Guides

Use the guide that matches the narrowed problem, not the one that merely sounds familiar.

The support layer exists to help after a tool has reduced uncertainty. A guide should deepen the route, not replace the route.

Starter recovery guide

For underfed, acid-heavy, cold-slow, and inconsistent cultures. Focus on rhythm and environment before mythology.

Bulk signal guide

For deciding whether today’s dough is still building strength, ready to move on, or drifting too far.

Failure family guide

For underproof, overproof, weak-starter, hydration-mismatch, and mixed failed-loaf cases.

Schedule guide

For weekday versus weekend timing, overnight handoffs, and realistic home-kitchen limits.

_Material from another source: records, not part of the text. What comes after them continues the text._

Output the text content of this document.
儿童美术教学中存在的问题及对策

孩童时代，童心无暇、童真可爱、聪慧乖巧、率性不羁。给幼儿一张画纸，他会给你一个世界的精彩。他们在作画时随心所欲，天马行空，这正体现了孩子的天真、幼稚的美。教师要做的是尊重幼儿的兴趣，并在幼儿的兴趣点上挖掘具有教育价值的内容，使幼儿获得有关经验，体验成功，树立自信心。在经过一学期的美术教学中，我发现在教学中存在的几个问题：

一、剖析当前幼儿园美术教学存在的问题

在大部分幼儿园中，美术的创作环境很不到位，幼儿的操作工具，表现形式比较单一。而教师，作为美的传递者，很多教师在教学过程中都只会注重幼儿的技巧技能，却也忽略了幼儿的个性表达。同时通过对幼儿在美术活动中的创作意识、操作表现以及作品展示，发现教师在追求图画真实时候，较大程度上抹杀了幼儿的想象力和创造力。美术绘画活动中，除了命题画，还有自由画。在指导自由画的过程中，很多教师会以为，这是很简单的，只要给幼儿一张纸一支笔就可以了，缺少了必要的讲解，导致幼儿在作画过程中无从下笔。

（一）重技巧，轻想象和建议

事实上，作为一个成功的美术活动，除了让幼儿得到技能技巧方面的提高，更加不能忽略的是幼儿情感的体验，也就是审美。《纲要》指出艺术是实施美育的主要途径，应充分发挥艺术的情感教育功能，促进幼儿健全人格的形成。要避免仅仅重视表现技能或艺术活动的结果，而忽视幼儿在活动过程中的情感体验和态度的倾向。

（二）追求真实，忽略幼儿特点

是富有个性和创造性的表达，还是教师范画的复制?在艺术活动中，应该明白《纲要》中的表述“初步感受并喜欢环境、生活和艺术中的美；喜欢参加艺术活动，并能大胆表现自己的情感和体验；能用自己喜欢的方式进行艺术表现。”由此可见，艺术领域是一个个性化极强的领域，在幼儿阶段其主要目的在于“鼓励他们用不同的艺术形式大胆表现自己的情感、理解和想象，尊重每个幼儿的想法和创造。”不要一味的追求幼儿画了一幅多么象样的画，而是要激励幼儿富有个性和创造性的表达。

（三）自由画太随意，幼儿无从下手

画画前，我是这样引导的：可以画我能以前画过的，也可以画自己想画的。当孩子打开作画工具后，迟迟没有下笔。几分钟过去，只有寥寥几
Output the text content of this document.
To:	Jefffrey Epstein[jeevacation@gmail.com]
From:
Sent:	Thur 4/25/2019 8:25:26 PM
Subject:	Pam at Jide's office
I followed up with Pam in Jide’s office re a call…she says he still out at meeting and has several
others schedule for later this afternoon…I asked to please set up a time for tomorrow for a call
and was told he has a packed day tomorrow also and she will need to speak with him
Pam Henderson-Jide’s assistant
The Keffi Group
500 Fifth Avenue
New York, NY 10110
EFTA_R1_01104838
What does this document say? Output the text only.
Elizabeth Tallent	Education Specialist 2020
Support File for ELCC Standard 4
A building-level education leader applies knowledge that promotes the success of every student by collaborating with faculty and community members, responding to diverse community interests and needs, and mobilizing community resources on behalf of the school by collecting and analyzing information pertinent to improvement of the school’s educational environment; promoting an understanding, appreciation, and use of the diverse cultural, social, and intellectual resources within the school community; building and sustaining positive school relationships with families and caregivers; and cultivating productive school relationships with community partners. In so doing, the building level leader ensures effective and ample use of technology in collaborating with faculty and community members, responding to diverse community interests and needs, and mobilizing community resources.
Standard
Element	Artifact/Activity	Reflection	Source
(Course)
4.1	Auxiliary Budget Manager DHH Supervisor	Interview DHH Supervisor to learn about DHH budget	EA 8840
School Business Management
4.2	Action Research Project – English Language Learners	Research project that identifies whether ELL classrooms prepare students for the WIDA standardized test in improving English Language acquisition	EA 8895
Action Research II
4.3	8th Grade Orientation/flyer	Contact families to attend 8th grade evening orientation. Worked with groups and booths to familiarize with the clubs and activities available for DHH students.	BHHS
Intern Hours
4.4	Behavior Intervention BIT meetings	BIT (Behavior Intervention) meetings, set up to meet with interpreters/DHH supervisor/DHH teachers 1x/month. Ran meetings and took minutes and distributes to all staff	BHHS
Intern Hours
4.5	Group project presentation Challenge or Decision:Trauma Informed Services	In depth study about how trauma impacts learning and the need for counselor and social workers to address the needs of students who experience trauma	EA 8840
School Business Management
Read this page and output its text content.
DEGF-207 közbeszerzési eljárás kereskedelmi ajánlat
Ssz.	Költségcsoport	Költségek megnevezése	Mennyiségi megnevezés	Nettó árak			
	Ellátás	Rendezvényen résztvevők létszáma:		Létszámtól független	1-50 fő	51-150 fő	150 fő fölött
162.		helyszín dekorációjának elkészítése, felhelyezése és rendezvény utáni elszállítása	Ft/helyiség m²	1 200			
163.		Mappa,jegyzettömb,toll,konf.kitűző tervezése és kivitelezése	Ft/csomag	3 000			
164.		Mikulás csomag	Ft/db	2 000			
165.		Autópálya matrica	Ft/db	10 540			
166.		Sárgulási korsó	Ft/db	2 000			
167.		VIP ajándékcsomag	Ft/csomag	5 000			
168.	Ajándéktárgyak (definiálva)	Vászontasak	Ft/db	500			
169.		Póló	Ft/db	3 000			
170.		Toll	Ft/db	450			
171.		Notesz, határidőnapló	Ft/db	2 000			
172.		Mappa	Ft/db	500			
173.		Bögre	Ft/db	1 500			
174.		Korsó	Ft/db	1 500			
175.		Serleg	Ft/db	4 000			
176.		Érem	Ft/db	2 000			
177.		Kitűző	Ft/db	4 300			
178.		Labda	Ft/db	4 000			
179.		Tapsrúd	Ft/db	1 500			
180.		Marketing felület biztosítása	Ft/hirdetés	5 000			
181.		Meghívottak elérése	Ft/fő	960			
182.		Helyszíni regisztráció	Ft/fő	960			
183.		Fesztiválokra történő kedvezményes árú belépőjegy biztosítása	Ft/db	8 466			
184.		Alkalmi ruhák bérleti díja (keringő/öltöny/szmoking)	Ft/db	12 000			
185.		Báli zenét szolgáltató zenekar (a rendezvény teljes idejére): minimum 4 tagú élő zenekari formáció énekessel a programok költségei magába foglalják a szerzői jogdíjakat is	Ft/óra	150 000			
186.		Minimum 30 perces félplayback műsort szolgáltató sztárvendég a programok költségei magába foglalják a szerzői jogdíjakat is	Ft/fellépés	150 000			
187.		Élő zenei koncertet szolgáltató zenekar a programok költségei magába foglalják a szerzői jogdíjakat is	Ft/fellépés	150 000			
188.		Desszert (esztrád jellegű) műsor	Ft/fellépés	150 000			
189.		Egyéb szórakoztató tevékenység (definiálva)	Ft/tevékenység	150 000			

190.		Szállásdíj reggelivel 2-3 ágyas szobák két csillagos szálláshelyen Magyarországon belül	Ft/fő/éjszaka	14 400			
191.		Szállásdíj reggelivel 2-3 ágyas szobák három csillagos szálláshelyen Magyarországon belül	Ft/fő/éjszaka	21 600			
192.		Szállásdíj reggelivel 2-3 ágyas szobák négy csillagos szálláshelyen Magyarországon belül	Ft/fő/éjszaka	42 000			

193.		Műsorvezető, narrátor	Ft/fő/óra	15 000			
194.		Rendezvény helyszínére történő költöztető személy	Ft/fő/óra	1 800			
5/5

Hydration interpretation guide

For understanding what wetter or drier dough changes in handling, spread risk, and fermentation expectations.

Mixed-case route

For situations where the real first bottleneck is still unclear after one pass through the product.

How support needs to behave

Support should reduce ambiguity, not drown the baker in sourdough folklore.

These guides should help a baker act on a result: what to test next, what signal matters most, and what changes should wait. If a guide only adds more trivia, it is failing the product.

Good support outcome

The user leaves with one next test, one clearer signal to watch, and one thing they should stop changing blindly.